The domestic thermal power sector hit many speed bumps in FY19 and managed to achieve just 29 per cent of the envisaged target.
“Thermal power generation is losing traction with the surge of renewable energy. The market is also oversupplied with coal-fired power. Developers who add fresh capacities also need to negotiate risks like lack of long-term power purchase agreements (PPAs), non-availability of coal linkages and competitive tariffs from solar and wind power generation,” an industry source said.
“The demand-supply shortfall has been consistently contracting post-October 2017. Post-integration of regional grids, the demand-supply constraint in the country has remained considerably low at 0.5-1.2 per cent. With a major improvement in electrification, the demand may spike during peak summer seasons and having enough transmission capacity would be vital to cater to that demand and containing power deficit. Investments in grid strengthening will have to be increased considerably as more renewable energy capacity is added”, a report by CARE Ratings said.
The rating agency expects the demand for imported thermal coal to normalise going forward as supply constraints of domestic coal improve over the next 12 months.

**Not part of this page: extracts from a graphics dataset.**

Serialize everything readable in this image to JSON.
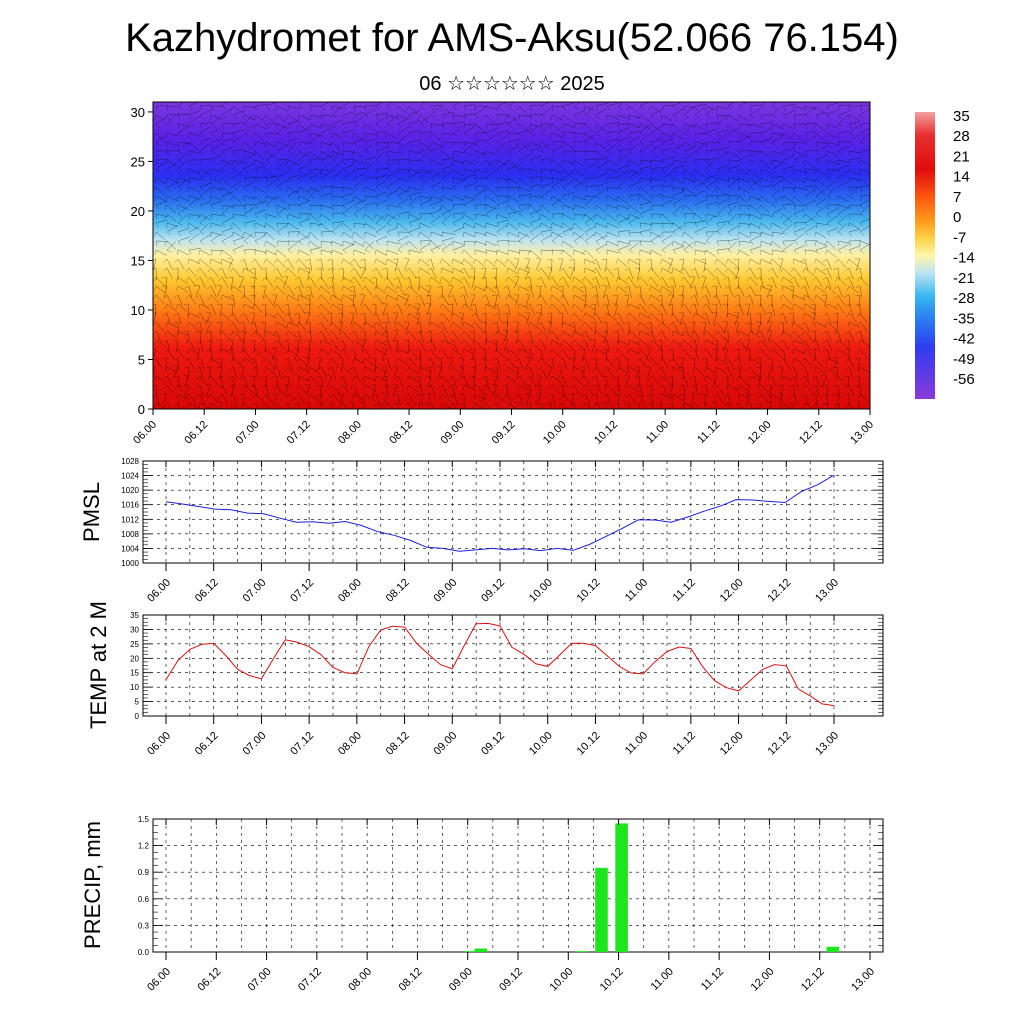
{
  "header": {
    "title": "Kazhydromet for AMS-Aksu(52.066 76.154)",
    "subtitle": "06 ☆☆☆☆☆☆ 2025"
  },
  "colors": {
    "pmsl_line": "#1f1fd6",
    "temp_line": "#d41414",
    "precip_bar": "#1ee61e",
    "colorbar": [
      "#7a2fd9",
      "#3d1cf0",
      "#2f5cf0",
      "#2a9ee8",
      "#5ec8f0",
      "#bfe4f0",
      "#fff6a8",
      "#ffd24a",
      "#ff9a1a",
      "#ff5a10",
      "#ee1010",
      "#d80808",
      "#e84040",
      "#f4a0a0"
    ]
  },
  "chart_data": [
    {
      "type": "heatmap",
      "name": "cross-section",
      "x_ticks": [
        "06.00",
        "06.12",
        "07.00",
        "07.12",
        "08.00",
        "08.12",
        "09.00",
        "09.12",
        "10.00",
        "10.12",
        "11.00",
        "11.12",
        "12.00",
        "12.12",
        "13.00"
      ],
      "y_ticks": [
        "0",
        "5",
        "10",
        "15",
        "20",
        "25",
        "30"
      ],
      "ylim": [
        0,
        31
      ],
      "colorbar_labels": [
        "35",
        "28",
        "21",
        "14",
        "7",
        "0",
        "-7",
        "-14",
        "-21",
        "-28",
        "-35",
        "-42",
        "-49",
        "-56"
      ]
    },
    {
      "type": "line",
      "name": "pmsl",
      "ylabel": "PMSL",
      "ylim": [
        1000,
        1028
      ],
      "y_ticks": [
        "1000",
        "1004",
        "1008",
        "1012",
        "1016",
        "1020",
        "1024",
        "1028"
      ],
      "x_ticks": [
        "06.00",
        "06.12",
        "07.00",
        "07.12",
        "08.00",
        "08.12",
        "09.00",
        "09.12",
        "10.00",
        "10.12",
        "11.00",
        "11.12",
        "12.00",
        "12.12",
        "13.00"
      ],
      "values": [
        1016.8,
        1016.2,
        1015.5,
        1014.8,
        1014.6,
        1013.7,
        1013.5,
        1012.3,
        1011.2,
        1011.3,
        1010.9,
        1011.4,
        1010.3,
        1008.6,
        1007.6,
        1006.2,
        1004.3,
        1004.0,
        1003.2,
        1003.6,
        1004.0,
        1003.6,
        1003.9,
        1003.4,
        1004.0,
        1003.5,
        1005.1,
        1007.3,
        1009.5,
        1011.9,
        1011.8,
        1011.2,
        1012.6,
        1014.2,
        1015.6,
        1017.4,
        1017.3,
        1016.9,
        1016.6,
        1019.6,
        1021.5,
        1024.1
      ]
    },
    {
      "type": "line",
      "name": "temp2m",
      "ylabel": "TEMP at 2 M",
      "ylim": [
        0,
        35
      ],
      "y_ticks": [
        "0",
        "5",
        "10",
        "15",
        "20",
        "25",
        "30",
        "35"
      ],
      "x_ticks": [
        "06.00",
        "06.12",
        "07.00",
        "07.12",
        "08.00",
        "08.12",
        "09.00",
        "09.12",
        "10.00",
        "10.12",
        "11.00",
        "11.12",
        "12.00",
        "12.12",
        "13.00"
      ],
      "values": [
        12.6,
        19.2,
        23.1,
        24.8,
        25.2,
        21.0,
        16.2,
        14.0,
        12.9,
        19.9,
        26.4,
        25.6,
        24.0,
        21.2,
        16.8,
        15.0,
        14.6,
        24.0,
        29.8,
        31.1,
        30.8,
        25.2,
        21.4,
        17.8,
        16.4,
        24.4,
        32.0,
        32.1,
        31.2,
        23.8,
        21.4,
        18.1,
        17.2,
        21.1,
        25.2,
        25.2,
        24.4,
        20.8,
        17.2,
        14.9,
        14.6,
        18.8,
        22.3,
        23.9,
        23.4,
        17.0,
        12.2,
        9.8,
        8.7,
        12.4,
        16.1,
        17.8,
        17.4,
        9.4,
        7.0,
        4.2,
        3.6
      ]
    },
    {
      "type": "bar",
      "name": "precip",
      "ylabel": "PRECIP, mm",
      "ylim": [
        0,
        1.5
      ],
      "y_ticks": [
        "0.0",
        "0.3",
        "0.6",
        "0.9",
        "1.2",
        "1.5"
      ],
      "x_ticks": [
        "06.00",
        "06.12",
        "07.00",
        "07.12",
        "08.00",
        "08.12",
        "09.00",
        "09.12",
        "10.00",
        "10.12",
        "11.00",
        "11.12",
        "12.00",
        "12.12",
        "13.00"
      ],
      "bars": [
        {
          "x": 9.03,
          "value": 0.01
        },
        {
          "x": 9.13,
          "value": 0.04
        },
        {
          "x": 10.13,
          "value": 0.01
        },
        {
          "x": 10.33,
          "value": 0.95
        },
        {
          "x": 10.53,
          "value": 1.45
        },
        {
          "x": 12.63,
          "value": 0.06
        }
      ]
    }
  ]
}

However, the overall demand for thermal coal would continue to remain in the range of 135-145 million tonnes annually.
Trimming aggregate technical & commercial (AT&C) losses hold the key to stabilising the power sector. “Achieving 15 per cent AT&C all-India as stipulated under UDAY (Ujjwal Discom Assurance Yojana) scheme would require improvement in revenue collection especially from domestic power consumers who have been electrified under the “SAUBHAGYA” (Pradhan Mantri Sahaj Bijli Har Ghar Yojana) scheme. Additionally, completion of measures like smart-metering should be expedited and implemented in a time-bound manner”, the report noted.